Fue una solución para mis miedos nocturnos, pero demasiado tentadora, porque estaba sobre la despensa, y cuatro alumnos del dormitorio improvisado se deslizaron hasta las cocinas y las saquearon a gusto para una cena de medianoche. El insospechable Sergio Castro y yo, el menos audaz, nos quedamos en nuestras camas para servir de negociadores en caso de emergencia. Al cabo de una hora regresaron con media despensa lista para servir. Fue la gran comilona de nuestros largos años de internado, pero con la mala digestión de que nos descubrieron en veinticuatro horas. Pensé que allí terminaba todo, y sólo el talento negociador de Espitia nos puso a salvo de la expulsión.

Fue una buena época del liceo y la menos prometedora del país. La imparcialidad de Lleras, sin proponérselo, aumentó la tensión que empezaba a sentirse por primera vez en el colegio. Sin embargo, hoy me doy cuenta de que estaba desde antes dentro de mí, pero que sólo entonces empecé a tomar conciencia del país en que vivía. Algunos maestros que trataban de mantenerse imparciales desde el año anterior no pudieron lograrlo en las clases, y soltaban ráfagas indigestas sobre sus preferencias políticas. En especial desde que empezó la campaña dura para la sucesión presidencial.
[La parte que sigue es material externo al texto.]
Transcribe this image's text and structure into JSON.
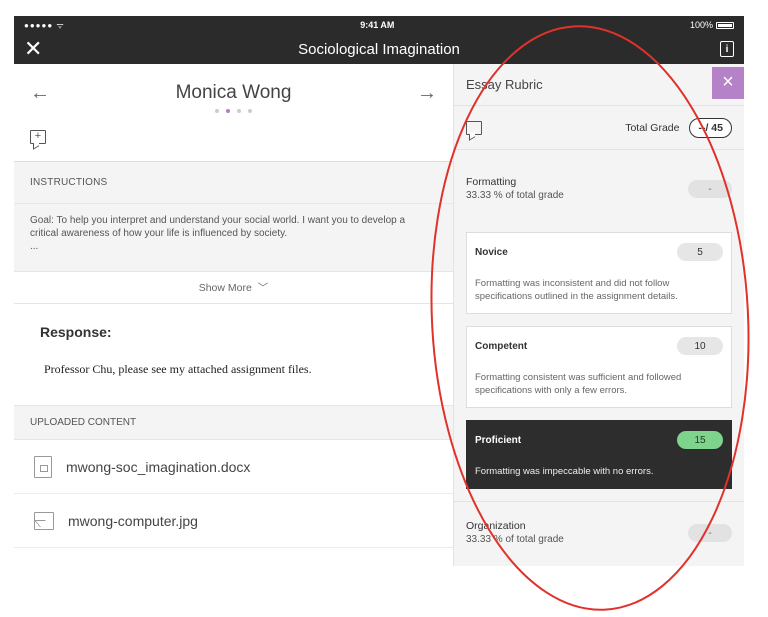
{
  "status_bar": {
    "signal": "●●●●● ᯤ",
    "time": "9:41 AM",
    "battery": "100%"
  },
  "nav": {
    "title": "Sociological Imagination",
    "close_icon": "close-icon",
    "info_icon": "info-icon",
    "info_glyph": "i"
  },
  "student": {
    "name": "Monica Wong",
    "prev_glyph": "←",
    "next_glyph": "→",
    "comment_glyph": "+"
  },
  "instructions": {
    "heading": "INSTRUCTIONS",
    "line1": "Goal: To help you interpret and understand your social world. I want you to develop a",
    "line2": "critical awareness of how your life is influenced by society.",
    "line3": "...",
    "show_more": "Show More",
    "chevron": "﹀"
  },
  "response": {
    "heading": "Response:",
    "text": "Professor Chu, please see my attached assignment files."
  },
  "uploaded": {
    "heading": "UPLOADED CONTENT",
    "files": [
      {
        "name": "mwong-soc_imagination.docx",
        "icon": "document-icon"
      },
      {
        "name": "mwong-computer.jpg",
        "icon": "image-icon"
      }
    ]
  },
  "rubric": {
    "title": "Essay Rubric",
    "close_glyph": "×",
    "total_grade_label": "Total Grade",
    "total_grade_value": "--/ 45",
    "criteria": [
      {
        "name": "Formatting",
        "percent": "33.33 % of total grade",
        "score": "-",
        "levels": [
          {
            "name": "Novice",
            "points": "5",
            "description": "Formatting was inconsistent and did not follow specifications outlined in the assignment details.",
            "selected": false
          },
          {
            "name": "Competent",
            "points": "10",
            "description": "Formatting consistent was sufficient and followed specifications with only a few errors.",
            "selected": false
          },
          {
            "name": "Proficient",
            "points": "15",
            "description": "Formatting was impeccable with no errors.",
            "selected": true
          }
        ]
      },
      {
        "name": "Organization",
        "percent": "33.33 % of total grade",
        "score": "-"
      }
    ]
  },
  "colors": {
    "nav_bg": "#2b2b2b",
    "accent_purple": "#b581c7",
    "selected_points_green": "#7ed38d",
    "annotation_red": "#e0322b"
  }
}
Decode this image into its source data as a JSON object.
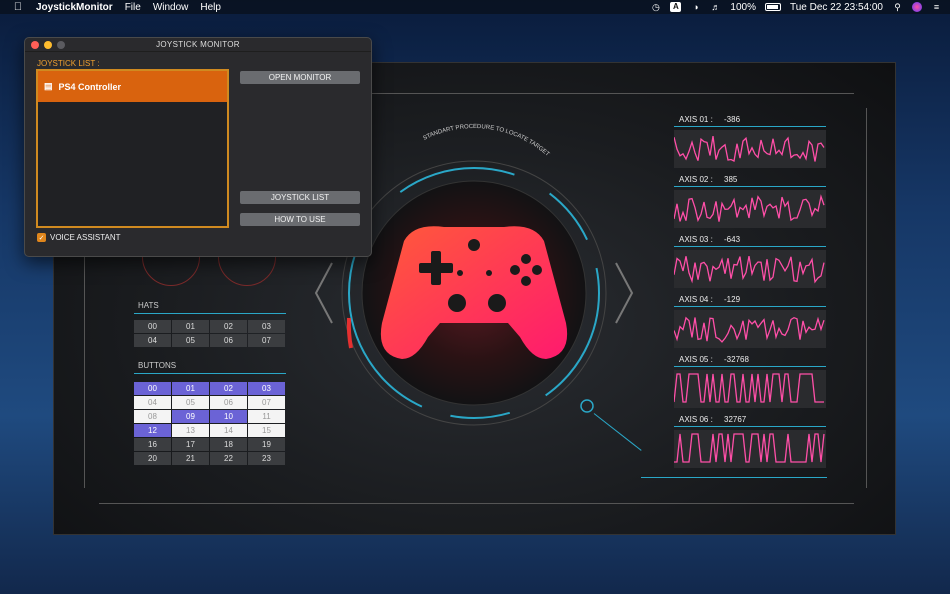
{
  "menubar": {
    "app_name": "JoystickMonitor",
    "menus": [
      "File",
      "Window",
      "Help"
    ],
    "battery": "100%",
    "datetime": "Tue Dec 22  23:54:00"
  },
  "panel": {
    "title": "JOYSTICK MONITOR",
    "list_label": "JOYSTICK LIST :",
    "devices": [
      "PS4 Controller"
    ],
    "open_monitor": "OPEN MONITOR",
    "joystick_list": "JOYSTICK LIST",
    "how_to_use": "HOW TO USE",
    "voice_assistant": "VOICE ASSISTANT",
    "voice_checked": true
  },
  "hud": {
    "hats_title": "HATS",
    "hats": [
      "00",
      "01",
      "02",
      "03",
      "04",
      "05",
      "06",
      "07"
    ],
    "buttons_title": "BUTTONS",
    "buttons": [
      {
        "l": "00",
        "s": "on"
      },
      {
        "l": "01",
        "s": "on"
      },
      {
        "l": "02",
        "s": "on"
      },
      {
        "l": "03",
        "s": "on"
      },
      {
        "l": "04",
        "s": "off"
      },
      {
        "l": "05",
        "s": "off"
      },
      {
        "l": "06",
        "s": "off"
      },
      {
        "l": "07",
        "s": "off"
      },
      {
        "l": "08",
        "s": "off"
      },
      {
        "l": "09",
        "s": "on"
      },
      {
        "l": "10",
        "s": "on"
      },
      {
        "l": "11",
        "s": "off"
      },
      {
        "l": "12",
        "s": "on"
      },
      {
        "l": "13",
        "s": "off"
      },
      {
        "l": "14",
        "s": "off"
      },
      {
        "l": "15",
        "s": "off"
      },
      {
        "l": "16",
        "s": "dim"
      },
      {
        "l": "17",
        "s": "dim"
      },
      {
        "l": "18",
        "s": "dim"
      },
      {
        "l": "19",
        "s": "dim"
      },
      {
        "l": "20",
        "s": "dim"
      },
      {
        "l": "21",
        "s": "dim"
      },
      {
        "l": "22",
        "s": "dim"
      },
      {
        "l": "23",
        "s": "dim"
      }
    ],
    "arc_text": "STANDART PROCEDURE TO LOCATE TARGET",
    "axes": [
      {
        "label": "AXIS  01 :",
        "value": "-386"
      },
      {
        "label": "AXIS  02 :",
        "value": "385"
      },
      {
        "label": "AXIS  03 :",
        "value": "-643"
      },
      {
        "label": "AXIS  04 :",
        "value": "-129"
      },
      {
        "label": "AXIS  05 :",
        "value": "-32768"
      },
      {
        "label": "AXIS  06 :",
        "value": "32767"
      }
    ],
    "colors": {
      "accent": "#2aa7c7",
      "controller": "#ff2a5c",
      "axis": "#ff4fa8"
    }
  }
}
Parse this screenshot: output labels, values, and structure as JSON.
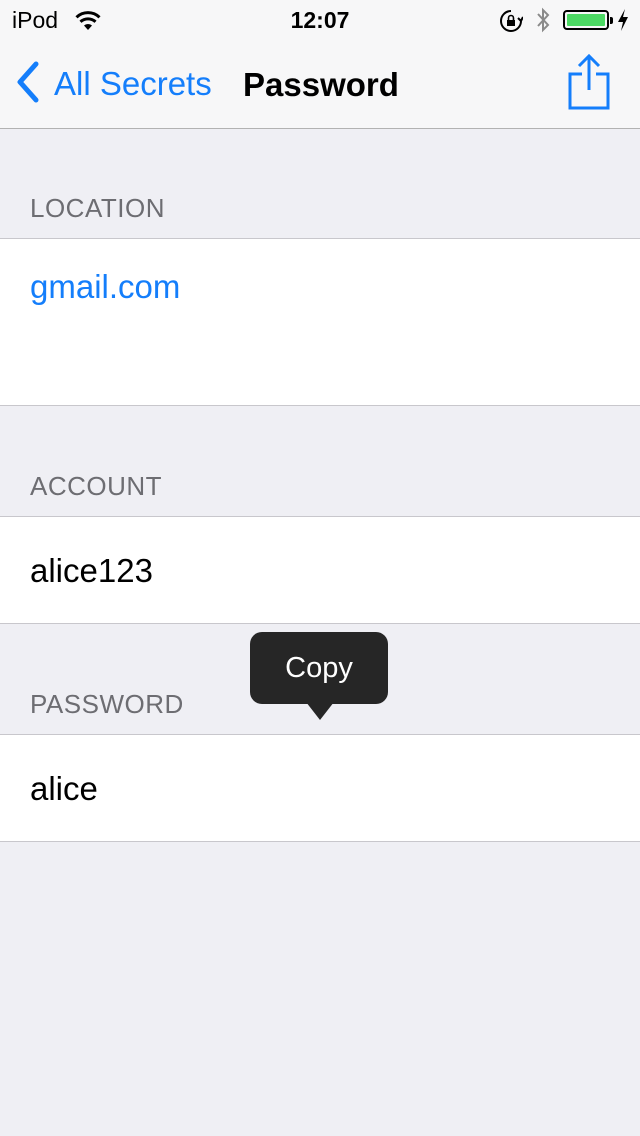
{
  "status_bar": {
    "carrier": "iPod",
    "time": "12:07",
    "icons": [
      "wifi-icon",
      "rotation-lock-icon",
      "bluetooth-icon",
      "battery-icon",
      "charging-icon"
    ],
    "battery_color": "#4cd964"
  },
  "nav": {
    "back_label": "All Secrets",
    "title": "Password",
    "accent_color": "#147efb",
    "share_icon": "share-icon"
  },
  "sections": {
    "location": {
      "header": "LOCATION",
      "value": "gmail.com"
    },
    "account": {
      "header": "ACCOUNT",
      "value": "alice123"
    },
    "password": {
      "header": "PASSWORD",
      "value": "alice"
    }
  },
  "popup": {
    "copy_label": "Copy"
  }
}
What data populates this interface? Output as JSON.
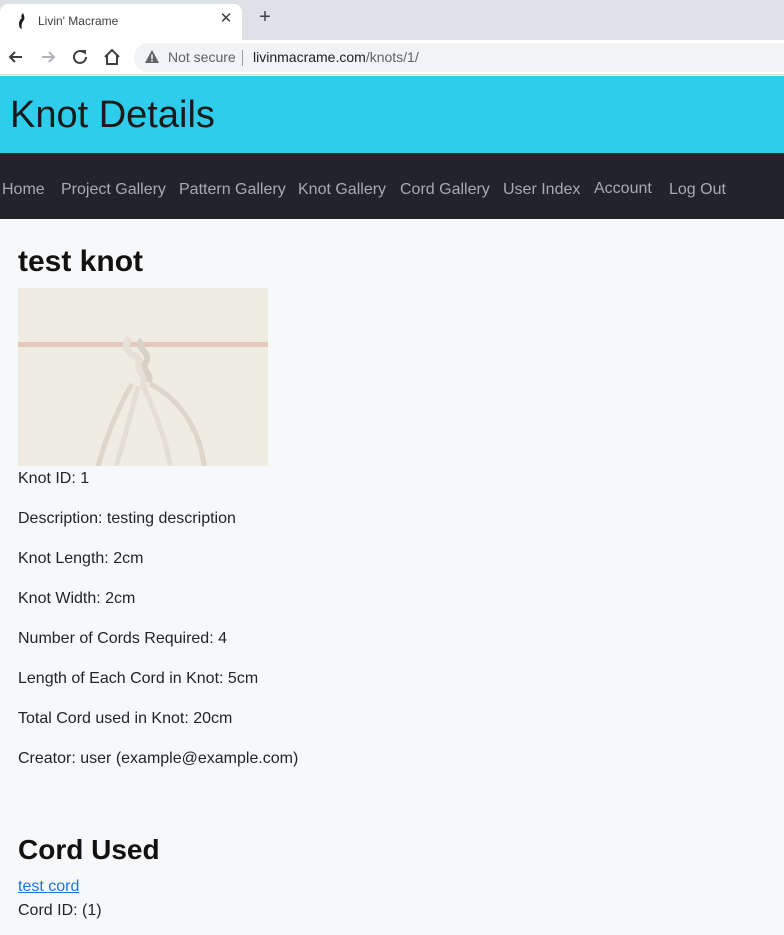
{
  "browser": {
    "tab_title": "Livin' Macrame",
    "tab_close": "✕",
    "new_tab": "+",
    "security_label": "Not secure",
    "url_host": "livinmacrame.com",
    "url_path": "/knots/1/"
  },
  "header": {
    "title": "Knot Details"
  },
  "nav": {
    "items": [
      {
        "label": "Home"
      },
      {
        "label": "Project Gallery"
      },
      {
        "label": "Pattern Gallery"
      },
      {
        "label": "Knot Gallery"
      },
      {
        "label": "Cord Gallery"
      },
      {
        "label": "User Index"
      },
      {
        "label": "Account"
      },
      {
        "label": "Log Out"
      }
    ]
  },
  "knot": {
    "name": "test knot",
    "details": [
      "Knot ID: 1",
      "Description: testing description",
      "Knot Length: 2cm",
      "Knot Width: 2cm",
      "Number of Cords Required: 4",
      "Length of Each Cord in Knot: 5cm",
      "Total Cord used in Knot: 20cm",
      "Creator: user (example@example.com)"
    ]
  },
  "cord_section": {
    "heading": "Cord Used",
    "link_text": "test cord",
    "cord_id": "Cord ID: (1)"
  },
  "colors": {
    "header_bg": "#2ecdeb",
    "navbar_bg": "#212529",
    "page_bg": "#f7f8fa",
    "link": "#1a73e8"
  }
}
Cada día era más evidente que con Gaitán y Turbay al mismo tiempo, el Partido Liberal perdería la presidencia de la República después de veinticinco años de gobiernos absolutos. Eran dos candidatos tan adversos como si fueran de dos partidos distintos, no sólo por sus pecados propios, sino por la determinación sangrienta del conservatismo, que lo había visto claro desde el primer día: en vez de Laureano Gómez, impuso la candidatura de Ospina Pérez, que era un ingeniero millonario con una fama bien ganada de patriarca. Con el liberalismo dividido y el conservatismo unido y armado, no había alternativa: Ospina Pérez fue elegido.

Laureano Gómez se preparó desde entonces para sucederlo con el recurso de utilizar las fuerzas oficiales con una violencia en toda la línea. Era otra vez la realidad histórica del siglo XIX, en el que no tuvimos paz sino treguas efímeras entre ocho guerras civiles generales y catorce locales, tres golpes de cuartel y por último la guerra de los Mil Días, que dejó unos ochenta mil muertos de ambos bandos en una población de cuatro millones escasos. Así de simple: era todo un programa común para retroceder cien años.

El profesor Giraldo, ya al final del curso, hizo conmigo una excepción flagrante de la cual no acabo de avergonzarme. Me preparó un cuestionario simple para rehabilitar el álgebra perdida desde el cuarto año, y me dejó solo en la oficina de los maestros con todas las trampas a mi alcance. Volvió ilusionado una hora después, vio el resultado catastrófico y anuló cada página con una cruz de arriba abajo y un gruñido feroz: «Ese cráneo está podrido». Sin embargo, en las calificaciones finales apareció el álgebra aprobada, pero tuve la decencia de no darle las gracias al maestro por haber contrariado sus principios y obligaciones en favor mío.

En víspera del último examen final de aquel año, Guillermo López Guerra y yo tuvimos un incidente desgraciado con el profesor Gonzalo Ocampo por un altercado de borrachos. José Palencia nos había invitado a estudiar en su cuarto de hotel, que era una joya colonial con una vista idílica sobre el parque florido y la catedral al fondo. Como sólo nos faltaba el último examen, seguimos de largo hasta la noche y volvimos a la escuela por entre nuestras cantinas de pobres. El profesor Ocampo, en su turno como prefecto de disciplina, nos reprendió por la hora y por nuestro mal estado, y los dos a coro lo coronamos de improperios. Su reacción enfurecida y nuestros gritos alborotaron el dormitorio.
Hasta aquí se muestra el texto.